I am assuming a transitional deal, followed by a new customs union with the EU. A customs union is a trade bloc which creates a free trade area behind an external tariff. Within the trade bloc there are no customs duties so goods can move freely between member countries. The customs union negotiates with other blocs and countries for mutually beneficial tariff reductions. After 4 years of negotiations the EU is about to sign an agreement with Japan. The EU and Japan together account for 20% of Global GDP and 39% of exports.

A softer Brexit is a combination of four things.

First some limited curbs on the free movement of labour. This already happens in the EU. Belgium deports EU citizens who do not work and cannot support themselves, Germany is limiting EU workers in their construction industry to keep wages rates up. When workers from eastern Europe flooded into the UK in 2004 it was not Brussels who demanded it, it was the Blair Government. Brussels points out that the UK is much more lax than other member countries in checking residency, giving unqualified access to health care, and welfare benefits.
The first thing we should do is tighten up our procedures.Then agree some sort of emergency brake which the UK could apply if required. However the net flow of EU workers will fall steadily over the next 5 years due to greater opportunities in an ever growing EU.

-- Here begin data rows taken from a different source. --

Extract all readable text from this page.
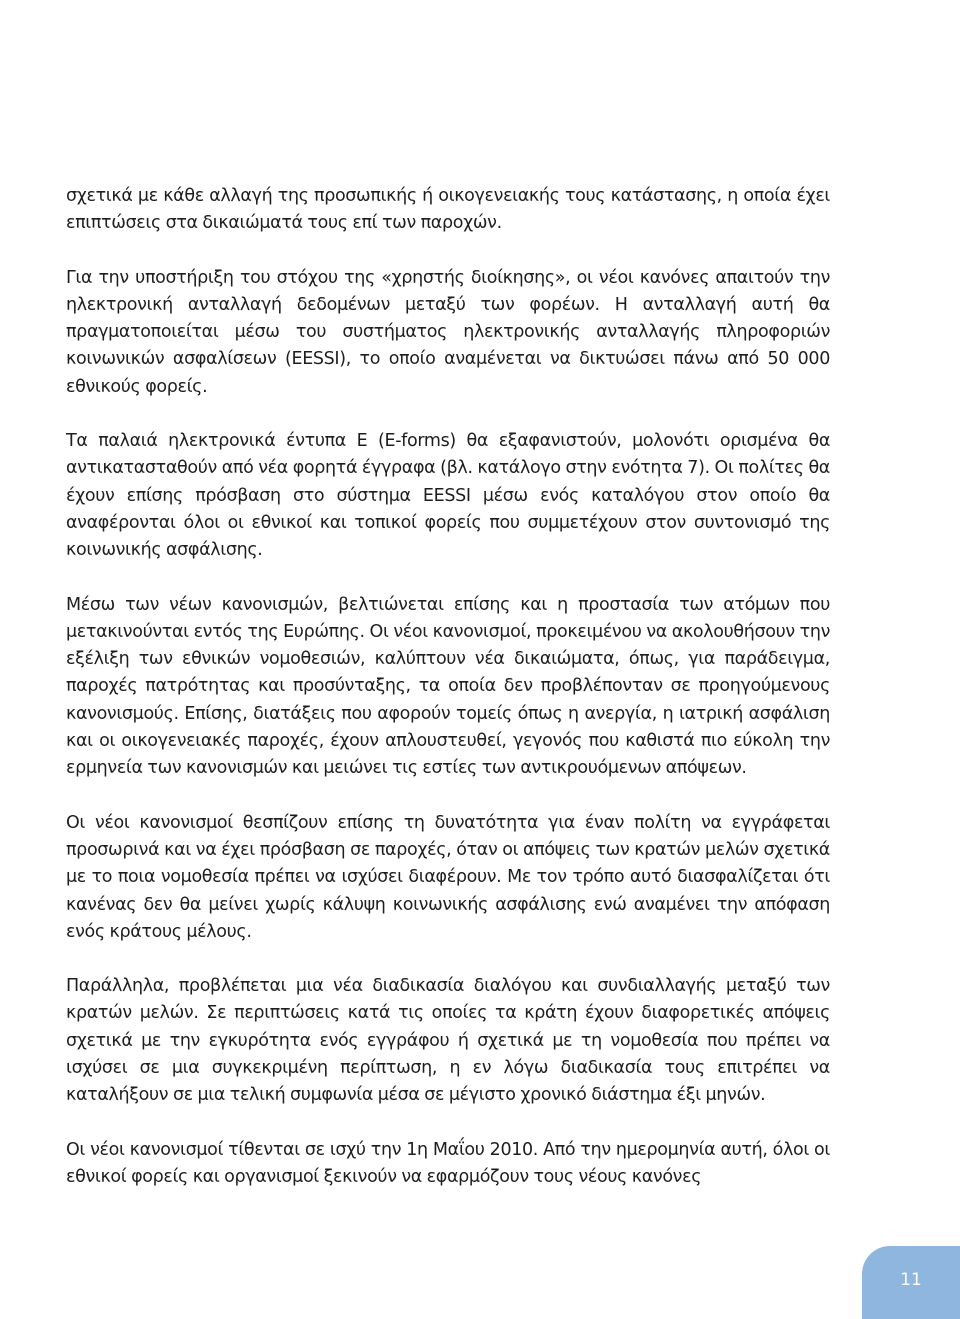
σχετικά με κάθε αλλαγή της προσωπικής ή οικογενειακής τους κατάστασης, η οποία έχει επιπτώσεις στα δικαιώματά τους επί των παροχών.

Για την υποστήριξη του στόχου της «χρηστής διοίκησης», οι νέοι κανόνες απαιτούν την ηλεκτρονική ανταλλαγή δεδομένων μεταξύ των φορέων. Η ανταλλαγή αυτή θα πραγματοποιείται μέσω του συστήματος ηλεκτρονικής ανταλλαγής πληροφοριών κοινωνικών ασφαλίσεων (EESSI), το οποίο αναμένεται να δικτυώσει πάνω από 50 000 εθνικούς φορείς.

Τα παλαιά ηλεκτρονικά έντυπα Ε (E-forms) θα εξαφανιστούν, μολονότι ορισμένα θα αντικατασταθούν από νέα φορητά έγγραφα (βλ. κατάλογο στην ενότητα 7). Οι πολίτες θα έχουν επίσης πρόσβαση στο σύστημα EESSI μέσω ενός καταλόγου στον οποίο θα αναφέρονται όλοι οι εθνικοί και τοπικοί φορείς που συμμετέχουν στον συντονισμό της κοινωνικής ασφάλισης.

Μέσω των νέων κανονισμών, βελτιώνεται επίσης και η προστασία των ατόμων που μετακινούνται εντός της Ευρώπης. Οι νέοι κανονισμοί, προκειμένου να ακολουθήσουν την εξέλιξη των εθνικών νομοθεσιών, καλύπτουν νέα δικαιώματα, όπως, για παράδειγμα, παροχές πατρότητας και προσύνταξης, τα οποία δεν προβλέπονταν σε προηγούμενους κανονισμούς. Επίσης, διατάξεις που αφορούν τομείς όπως η ανεργία, η ιατρική ασφάλιση και οι οικογενειακές παροχές, έχουν απλουστευθεί, γεγονός που καθιστά πιο εύκολη την ερμηνεία των κανονισμών και μειώνει τις εστίες των αντικρουόμενων απόψεων.

Οι νέοι κανονισμοί θεσπίζουν επίσης τη δυνατότητα για έναν πολίτη να εγγράφεται προσωρινά και να έχει πρόσβαση σε παροχές, όταν οι απόψεις των κρατών μελών σχετικά με το ποια νομοθεσία πρέπει να ισχύσει διαφέρουν. Με τον τρόπο αυτό διασφαλίζεται ότι κανένας δεν θα μείνει χωρίς κάλυψη κοινωνικής ασφάλισης ενώ αναμένει την απόφαση ενός κράτους μέλους.

Παράλληλα, προβλέπεται μια νέα διαδικασία διαλόγου και συνδιαλλαγής μεταξύ των κρατών μελών. Σε περιπτώσεις κατά τις οποίες τα κράτη έχουν διαφορετικές απόψεις σχετικά με την εγκυρότητα ενός εγγράφου ή σχετικά με τη νομοθεσία που πρέπει να ισχύσει σε μια συγκεκριμένη περίπτωση, η εν λόγω διαδικασία τους επιτρέπει να καταλήξουν σε μια τελική συμφωνία μέσα σε μέγιστο χρονικό διάστημα έξι μηνών.

Οι νέοι κανονισμοί τίθενται σε ισχύ την 1η Μαΐου 2010. Από την ημερομηνία αυτή, όλοι οι εθνικοί φορείς και οργανισμοί ξεκινούν να εφαρμόζουν τους νέους κανόνες

11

Second the UK will stay in the EU regulatory agencies. There are 34 key agencies which affect food, air travel,drugs, the trading of bonds and shares to name a few. These agencies play a crucial role in ensuring common standards across the customs union. It would make no sense for us to duplicate them, especially when funds are limited.

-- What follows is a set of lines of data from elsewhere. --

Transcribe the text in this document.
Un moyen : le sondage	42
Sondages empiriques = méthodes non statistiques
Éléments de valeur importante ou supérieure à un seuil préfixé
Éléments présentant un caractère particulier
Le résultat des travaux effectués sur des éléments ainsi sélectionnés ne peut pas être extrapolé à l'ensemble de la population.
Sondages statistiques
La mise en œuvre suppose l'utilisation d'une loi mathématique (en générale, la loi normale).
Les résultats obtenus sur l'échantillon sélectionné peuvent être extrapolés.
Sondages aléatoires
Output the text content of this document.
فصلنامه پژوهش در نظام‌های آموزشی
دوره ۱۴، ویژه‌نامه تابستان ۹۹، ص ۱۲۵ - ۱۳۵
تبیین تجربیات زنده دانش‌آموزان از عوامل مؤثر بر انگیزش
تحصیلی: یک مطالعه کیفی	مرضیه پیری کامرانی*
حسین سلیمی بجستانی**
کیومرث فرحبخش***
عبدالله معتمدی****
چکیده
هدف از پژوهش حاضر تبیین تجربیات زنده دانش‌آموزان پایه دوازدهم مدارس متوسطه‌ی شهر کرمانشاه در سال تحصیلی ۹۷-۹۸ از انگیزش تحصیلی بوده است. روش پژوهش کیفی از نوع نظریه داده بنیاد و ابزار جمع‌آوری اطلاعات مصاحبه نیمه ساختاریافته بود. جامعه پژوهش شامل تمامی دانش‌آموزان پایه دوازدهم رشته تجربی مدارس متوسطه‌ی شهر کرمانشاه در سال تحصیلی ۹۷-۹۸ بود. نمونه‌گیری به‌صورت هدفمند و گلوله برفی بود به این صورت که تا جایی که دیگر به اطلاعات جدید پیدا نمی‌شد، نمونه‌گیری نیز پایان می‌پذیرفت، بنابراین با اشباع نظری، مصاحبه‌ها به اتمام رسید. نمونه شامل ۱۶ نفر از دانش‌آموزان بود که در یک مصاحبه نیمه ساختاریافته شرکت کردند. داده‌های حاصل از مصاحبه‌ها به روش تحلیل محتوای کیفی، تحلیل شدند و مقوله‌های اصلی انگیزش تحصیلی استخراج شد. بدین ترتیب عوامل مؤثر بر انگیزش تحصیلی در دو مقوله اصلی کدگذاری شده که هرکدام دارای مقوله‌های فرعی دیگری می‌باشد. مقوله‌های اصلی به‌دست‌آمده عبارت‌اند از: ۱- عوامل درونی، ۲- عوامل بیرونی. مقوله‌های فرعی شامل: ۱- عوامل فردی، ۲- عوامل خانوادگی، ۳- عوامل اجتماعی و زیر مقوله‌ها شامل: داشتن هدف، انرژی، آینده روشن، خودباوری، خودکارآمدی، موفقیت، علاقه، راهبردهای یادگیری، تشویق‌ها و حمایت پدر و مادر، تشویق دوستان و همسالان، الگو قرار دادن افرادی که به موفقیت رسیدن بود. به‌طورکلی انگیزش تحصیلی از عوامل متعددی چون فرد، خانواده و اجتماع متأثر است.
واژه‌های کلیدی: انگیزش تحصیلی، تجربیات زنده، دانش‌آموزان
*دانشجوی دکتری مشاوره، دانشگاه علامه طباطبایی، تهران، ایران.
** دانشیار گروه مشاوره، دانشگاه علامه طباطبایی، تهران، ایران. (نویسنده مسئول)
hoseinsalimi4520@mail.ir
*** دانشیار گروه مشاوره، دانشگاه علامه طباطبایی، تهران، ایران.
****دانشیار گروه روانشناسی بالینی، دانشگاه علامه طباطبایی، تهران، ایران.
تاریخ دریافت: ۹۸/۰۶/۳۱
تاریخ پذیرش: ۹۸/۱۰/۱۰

Third the ECJ would continue to oversee and rule on trade and regulatory matters. This would be necessary to ensure the customs union worked without friction.

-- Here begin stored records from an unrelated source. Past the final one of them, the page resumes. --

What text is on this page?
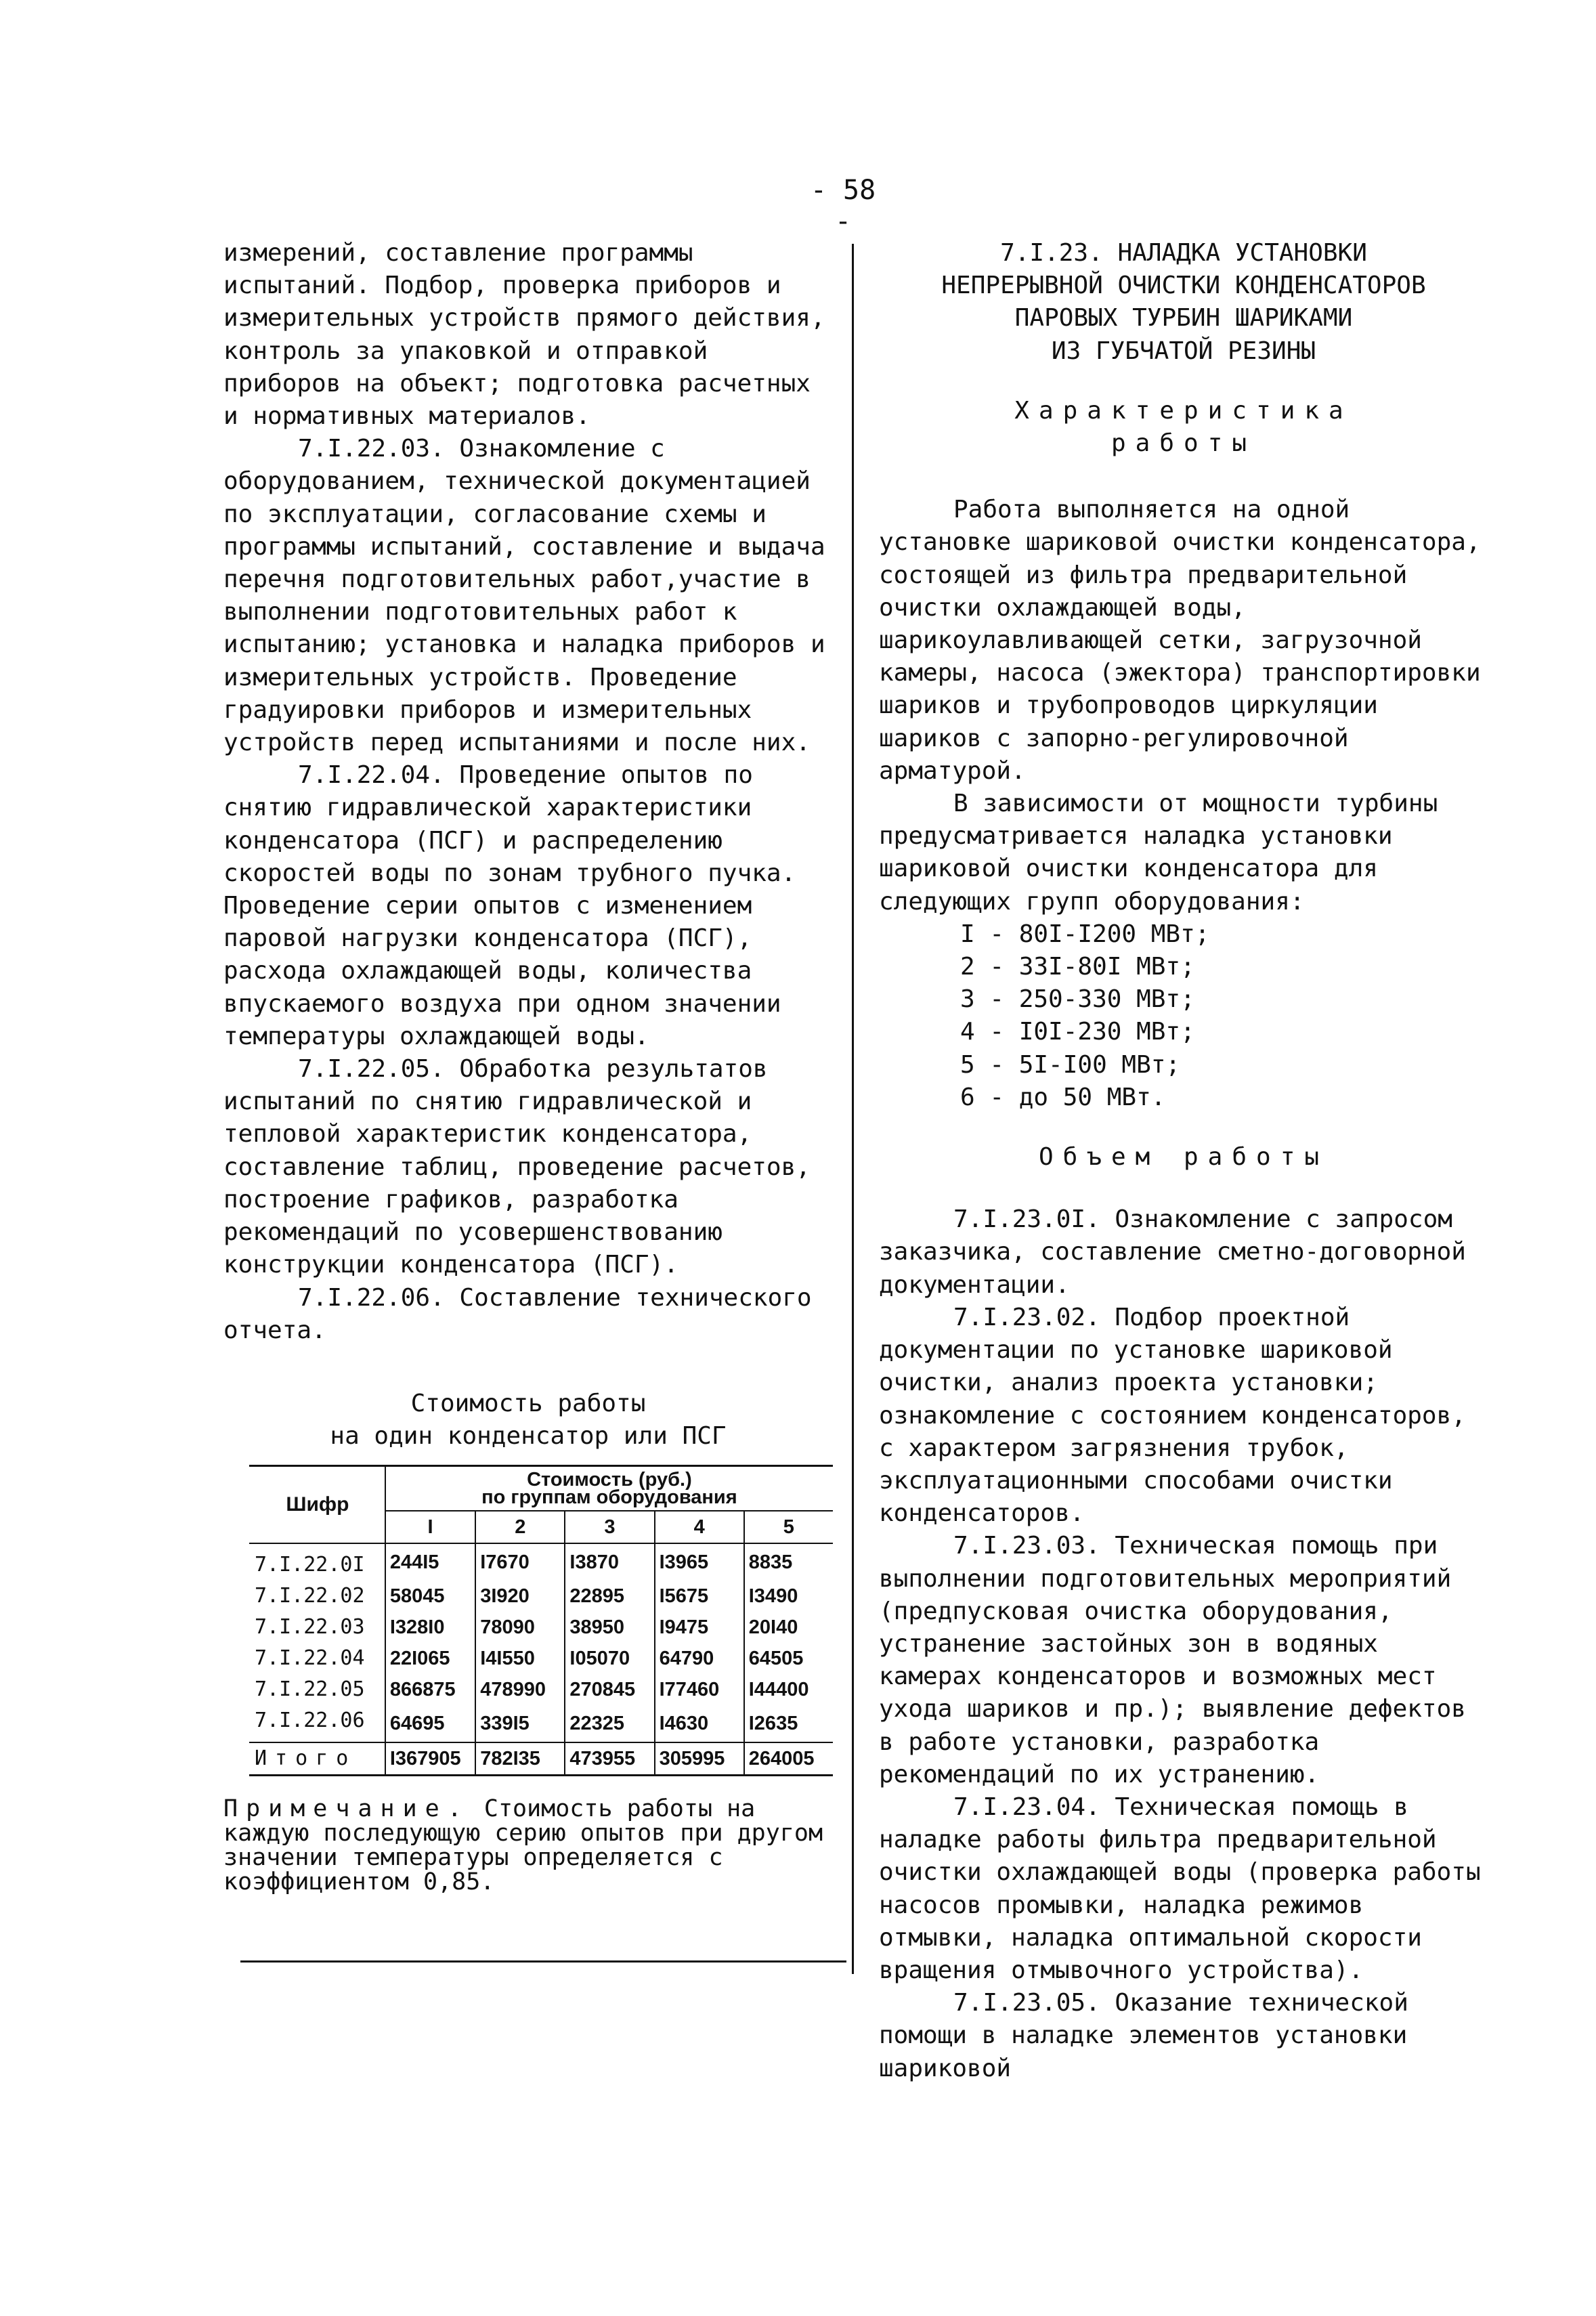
- 58 -

измерений, составление программы испытаний. Подбор, проверка приборов и измерительных устройств прямого действия, контроль за упаковкой и отправкой приборов на объект; подготовка расчетных и нормативных материалов.

7.I.22.03. Ознакомление с оборудованием, технической документацией по эксплуатации, согласование схемы и программы испытаний, составление и выдача перечня подготовительных работ,участие в выполнении подготовительных работ к испытанию; установка и наладка приборов и измерительных устройств. Проведение градуировки приборов и измерительных устройств перед испытаниями и после них.

7.I.22.04. Проведение опытов по снятию гидравлической характеристики конденсатора (ПСГ) и распределению скоростей воды по зонам трубного пучка. Проведение серии опытов с изменением паровой нагрузки конденсатора (ПСГ), расхода охлаждающей воды, количества впускаемого воздуха при одном значении температуры охлаждающей воды.

7.I.22.05. Обработка результатов испытаний по снятию гидравлической и тепловой характеристик конденсатора, составление таблиц, проведение расчетов, построение графиков, разработка рекомендаций по усовершенствованию конструкции конденсатора (ПСГ).

7.I.22.06. Составление технического отчета.

Стоимость работы
на один конденсатор или ПСГ
Шифр	Стоимость (руб.)
по группам оборудования				

	I	2	3	4	5
7.I.22.0I	244I5	I7670	I3870	I3965	8835
7.I.22.02	58045	3I920	22895	I5675	I3490
7.I.22.03	I328I0	78090	38950	I9475	20I40
7.I.22.04	22I065	I4I550	I05070	64790	64505
7.I.22.05	866875	478990	270845	I77460	I44400
7.I.22.06	64695	339I5	22325	I4630	I2635
Итого	I367905	782I35	473955	305995	264005
Примечание. Стоимость работы на каждую последующую серию опытов при другом значении температуры определяется с коэффициентом 0,85.
7.I.23. НАЛАДКА УСТАНОВКИ
НЕПРЕРЫВНОЙ ОЧИСТКИ КОНДЕНСАТОРОВ
ПАРОВЫХ ТУРБИН ШАРИКАМИ
ИЗ ГУБЧАТОЙ РЕЗИНЫ
Характеристика
работы

Работа выполняется на одной установке шариковой очистки конденсатора, состоящей из фильтра предварительной очистки охлаждающей воды, шарикоулавливающей сетки, загрузочной камеры, насоса (эжектора) транспортировки шариков и трубопроводов циркуляции шариков с запорно-регулировочной арматурой.

В зависимости от мощности турбины предусматривается наладка установки шариковой очистки конденсатора для следующих групп оборудования:

I - 80I-I200 МВт;
2 - 33I-80I МВт;
3 - 250-330 МВт;
4 - I0I-230 МВт;
5 - 5I-I00 МВт;
6 - до 50 МВт.
Объем работы

7.I.23.0I. Ознакомление с запросом заказчика, составление сметно-договорной документации.

7.I.23.02. Подбор проектной документации по установке шариковой очистки, анализ проекта установки; ознакомление с состоянием конденсаторов, с характером загрязнения трубок, эксплуатационными способами очистки конденсаторов.

7.I.23.03. Техническая помощь при выполнении подготовительных мероприятий (предпусковая очистка оборудования, устранение застойных зон в водяных камерах конденсаторов и возможных мест ухода шариков и пр.); выявление дефектов в работе установки, разработка рекомендаций по их устранению.

7.I.23.04. Техническая помощь в наладке работы фильтра предварительной очистки охлаждающей воды (проверка работы насосов промывки, наладка режимов отмывки, наладка оптимальной скорости вращения отмывочного устройства).

7.I.23.05. Оказание технической помощи в наладке элементов установки шариковой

Fourth the UK would agree a customs union with the EU, within their existing customs union.

So for the electorate we leave the existing customs union, but join a new one in out own interest and on our terms.

It is this which is crucial for the prosperity of the UK. The new customs union would mean Britain accepts the common external tariff, enjoys free movement of goods without new paperwork across the 26 countries, and existing supply chains would not need to be reconfigured.

Liam Fox would protest because the UK would not be allowed to negotiate free trade agreements in addition to the 56 countries already agreed for us by the EU. These agreements only cover goods and agriculture. Fox is at liberty to negotiate services free trade agreements with whomsoever he wishes. These are notoriously difficult which is why there are few in place round the World.

The timing. We leave on March 29 2019, immediately we agree a transitional deal which will look like the above. This deal then becomes the new arrangement: we are not in the EU but we are agreeing to a customs union to protect jobs and maintain growth.

If the hard brexiteers in Parliament reject this, then the next PM in 2022 will be Jeremy Corbyn. It’s their call.